Most Helpful First | Newest First
5.0 out of 5 stars Baroque with a message.,
This review is from: Christmas Goes Baroque 2 (Audio CD)
This is a lovely CD of Christmas music which is both fun to listen to and really does convey the spirit and message of the season of goodwill. All the arrangements are by Peter Breiner and performed beautifully by the orchestra. The music is of course performed in the style of the Baroque composers and the whole album is meant to make Christmas music in the Baroque style "fun" and it works very well.
Peter Breiner is a great arranger but he is also a brilliant pianist in the field of classical music and jazz.The interpretations of these arrangements by the orchestra are most enjoyable and the quality of the sound on this budget priced CD from Naxos is quite startling. Crystal clear sound with great stereo separation makes for an almost concert hall sound in your own living room. Every instrument can be heard to great effect as these beautiful melodies are performed in the style of the great composers of yesteryear.
This is a nice CD to enjoy during your festive celebrations creating an atmosphere of Christmas's from long ago - even though some of the carols are by quite modern composers.
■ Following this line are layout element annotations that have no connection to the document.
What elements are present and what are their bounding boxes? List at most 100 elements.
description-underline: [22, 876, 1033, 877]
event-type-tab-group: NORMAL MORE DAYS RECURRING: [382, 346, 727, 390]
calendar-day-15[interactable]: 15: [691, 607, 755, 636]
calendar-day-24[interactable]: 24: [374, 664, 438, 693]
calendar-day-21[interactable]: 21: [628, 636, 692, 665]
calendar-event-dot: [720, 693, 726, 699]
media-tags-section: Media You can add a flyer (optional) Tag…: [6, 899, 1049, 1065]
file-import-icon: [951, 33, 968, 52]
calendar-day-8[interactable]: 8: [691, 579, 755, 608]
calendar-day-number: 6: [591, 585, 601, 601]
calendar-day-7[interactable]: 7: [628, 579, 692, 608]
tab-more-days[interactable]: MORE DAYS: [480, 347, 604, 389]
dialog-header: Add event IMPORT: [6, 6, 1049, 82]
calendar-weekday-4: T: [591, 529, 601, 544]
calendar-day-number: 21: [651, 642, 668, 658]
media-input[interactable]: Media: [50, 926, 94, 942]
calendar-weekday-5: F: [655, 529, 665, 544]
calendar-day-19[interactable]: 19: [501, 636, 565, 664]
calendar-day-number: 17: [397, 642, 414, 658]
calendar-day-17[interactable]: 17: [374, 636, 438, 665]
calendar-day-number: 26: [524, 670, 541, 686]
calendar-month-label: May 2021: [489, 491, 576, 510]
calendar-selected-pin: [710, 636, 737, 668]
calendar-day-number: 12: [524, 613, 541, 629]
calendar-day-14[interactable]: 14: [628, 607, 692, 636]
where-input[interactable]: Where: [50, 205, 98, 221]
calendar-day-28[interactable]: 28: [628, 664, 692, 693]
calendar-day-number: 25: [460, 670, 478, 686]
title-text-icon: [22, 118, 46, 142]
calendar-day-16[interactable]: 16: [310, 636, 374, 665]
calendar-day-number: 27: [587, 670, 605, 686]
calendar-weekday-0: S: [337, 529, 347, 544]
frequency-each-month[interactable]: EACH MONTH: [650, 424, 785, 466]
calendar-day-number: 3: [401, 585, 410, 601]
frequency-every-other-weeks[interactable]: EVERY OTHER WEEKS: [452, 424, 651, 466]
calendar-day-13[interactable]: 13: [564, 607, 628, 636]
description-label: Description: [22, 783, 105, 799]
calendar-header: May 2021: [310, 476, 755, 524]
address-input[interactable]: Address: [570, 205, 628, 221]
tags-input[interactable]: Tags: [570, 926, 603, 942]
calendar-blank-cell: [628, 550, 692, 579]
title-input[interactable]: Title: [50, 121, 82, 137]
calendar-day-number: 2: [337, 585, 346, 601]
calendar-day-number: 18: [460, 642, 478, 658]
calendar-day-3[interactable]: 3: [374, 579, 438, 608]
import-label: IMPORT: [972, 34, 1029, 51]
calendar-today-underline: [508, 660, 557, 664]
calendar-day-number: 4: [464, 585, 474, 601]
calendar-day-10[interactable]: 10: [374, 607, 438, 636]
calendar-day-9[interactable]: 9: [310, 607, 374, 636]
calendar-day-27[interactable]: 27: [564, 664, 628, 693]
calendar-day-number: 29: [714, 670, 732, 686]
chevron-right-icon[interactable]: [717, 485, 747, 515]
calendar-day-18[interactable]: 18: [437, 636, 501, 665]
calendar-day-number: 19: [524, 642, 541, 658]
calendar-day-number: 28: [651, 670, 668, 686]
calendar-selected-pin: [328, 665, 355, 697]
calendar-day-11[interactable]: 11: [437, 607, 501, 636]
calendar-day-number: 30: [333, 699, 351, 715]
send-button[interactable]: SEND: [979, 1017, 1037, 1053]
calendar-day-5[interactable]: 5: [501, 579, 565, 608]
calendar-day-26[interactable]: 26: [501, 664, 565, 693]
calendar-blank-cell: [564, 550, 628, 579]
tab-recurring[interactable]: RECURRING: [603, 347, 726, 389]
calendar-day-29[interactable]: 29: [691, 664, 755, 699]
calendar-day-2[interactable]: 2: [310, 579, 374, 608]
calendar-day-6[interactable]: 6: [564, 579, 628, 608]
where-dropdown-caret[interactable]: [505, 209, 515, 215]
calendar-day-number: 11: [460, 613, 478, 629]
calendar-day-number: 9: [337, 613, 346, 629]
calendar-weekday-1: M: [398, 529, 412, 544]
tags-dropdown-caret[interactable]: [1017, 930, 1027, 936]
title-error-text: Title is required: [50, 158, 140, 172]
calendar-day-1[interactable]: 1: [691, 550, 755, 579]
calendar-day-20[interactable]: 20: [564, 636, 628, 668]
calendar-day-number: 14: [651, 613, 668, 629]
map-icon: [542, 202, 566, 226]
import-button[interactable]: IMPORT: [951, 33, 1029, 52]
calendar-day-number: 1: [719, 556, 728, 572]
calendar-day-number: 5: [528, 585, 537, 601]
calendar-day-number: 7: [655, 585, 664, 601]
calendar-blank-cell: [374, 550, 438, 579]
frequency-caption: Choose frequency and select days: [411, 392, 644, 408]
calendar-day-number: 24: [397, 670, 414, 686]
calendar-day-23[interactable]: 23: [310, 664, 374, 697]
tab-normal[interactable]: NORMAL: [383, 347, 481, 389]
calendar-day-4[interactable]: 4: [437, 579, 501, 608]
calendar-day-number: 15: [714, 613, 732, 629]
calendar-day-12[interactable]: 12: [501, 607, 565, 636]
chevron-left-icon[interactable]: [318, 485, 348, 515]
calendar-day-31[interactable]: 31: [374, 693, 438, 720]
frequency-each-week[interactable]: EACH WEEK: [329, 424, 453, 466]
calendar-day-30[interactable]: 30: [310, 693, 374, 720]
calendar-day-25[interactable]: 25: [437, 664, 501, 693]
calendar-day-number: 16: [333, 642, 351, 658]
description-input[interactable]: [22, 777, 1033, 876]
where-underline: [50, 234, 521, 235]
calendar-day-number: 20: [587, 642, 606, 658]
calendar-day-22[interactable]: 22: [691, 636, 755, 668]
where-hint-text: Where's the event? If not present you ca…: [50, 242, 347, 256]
At this price you could also afford to treat yourself to Volume 1 in the series by Peter Breiner and the CSSR State Philhamonic Orchestra which is also terrific value for money.
If I had to choose between the 2 albums, I would have to say that for me, Volume 2 has the edge although the 2 CD's compliment each other very well.
Great Christmas music to enjoy at any time of the year.
Happy holidays and happy listening!
2 of 3 people found the following review helpful
5.0 out of 5 stars I'm dreaming of a white G-String,
Verified Purchase(What is this?)
This review is from: Christmas Goes Baroque, Vol 2. (Audio CD)
This second collection of old and modern Christmas music rearranged to the style of Bach, Handel and Vivaldi is even more amusing than the first (Link: Christmas Goes Baroque) and is my favourite Christmas CD.
The arrangements are mostly very clever and almost all of them are either hauntingly beautiful, very funny if you have a musical sense of humour, or both.
Let me paraphrase the old joke that an intellectual is someone who can listen to the overture to "William Tell" without thinking of "The Lone Ranger". The best test I can imagine for whether you would appreciate this CD is:
* If the William Tell overture is more likely to give you a mental image of a troop of cavalry at the trot than the Lone Ranger and Tonto, or
* If you recognise the birdsong, lightning and thunder, and the dog going "Bow Wow" when you listen to Vivaldi's "The Four Seasons",
then you should buy this CD at once.
The CD is book-ended by a charming and amusing baroque version of "De Virgin Mary had a Baby Boy" which gives me a politically-incorrect image of an orchestra of plantation hands from the US deep south.
Many of the pieces which follow merge a well known carol with a baroque classic, particularly Bach's Brandenburg concertos.
For example, "I'm dreaming of a White Christmas" is merged with Bach's "Air on a G String" from Suite no 3 in D (also known as the Hamlet cigar music), hence my joke in the title of this review about "I'm dreaming of a White G-string."
Similarly, "Angels from the realms of Glory" is merged with a Brandenburg Concerto theme: an alternative title for this review would have been "Angels from the Realms of Brandenburg".
"Hark the Herald Angels Sing" is re-interpreted to begin in a minor key as a haunting lament, though it gradually gets more cheerful through the verses, and reverts to a major key, eventually becoming a cheerful fugue in the last verse.
"Greensleeves" (as the tune for the carol "What child is this?") gets a similar, and hauntingly beautiful, treatment. Because "Greensleeves" is my personal template for what Tudor music sounds like, the elaborate finale still sounded to me like it should have come from the court of Henry VIII rather than the baroque era, but it was still great to listen to.
Probably the funniest piece on the disc was the baroque re-interpretation of the 20th century christmas hit, "Santa Claus is coming to town."
Overall this is a great Christmas CD for any lover of classical music, especially if you have a sense of humour.
The first CD in the series was also released on DVD (link:Various Composers - Christmas Goes Baroque (Breiner) [DVD] [Region 1] [US Import] [NTSC]) and I am looking out to see whether this one gets a similar treatment.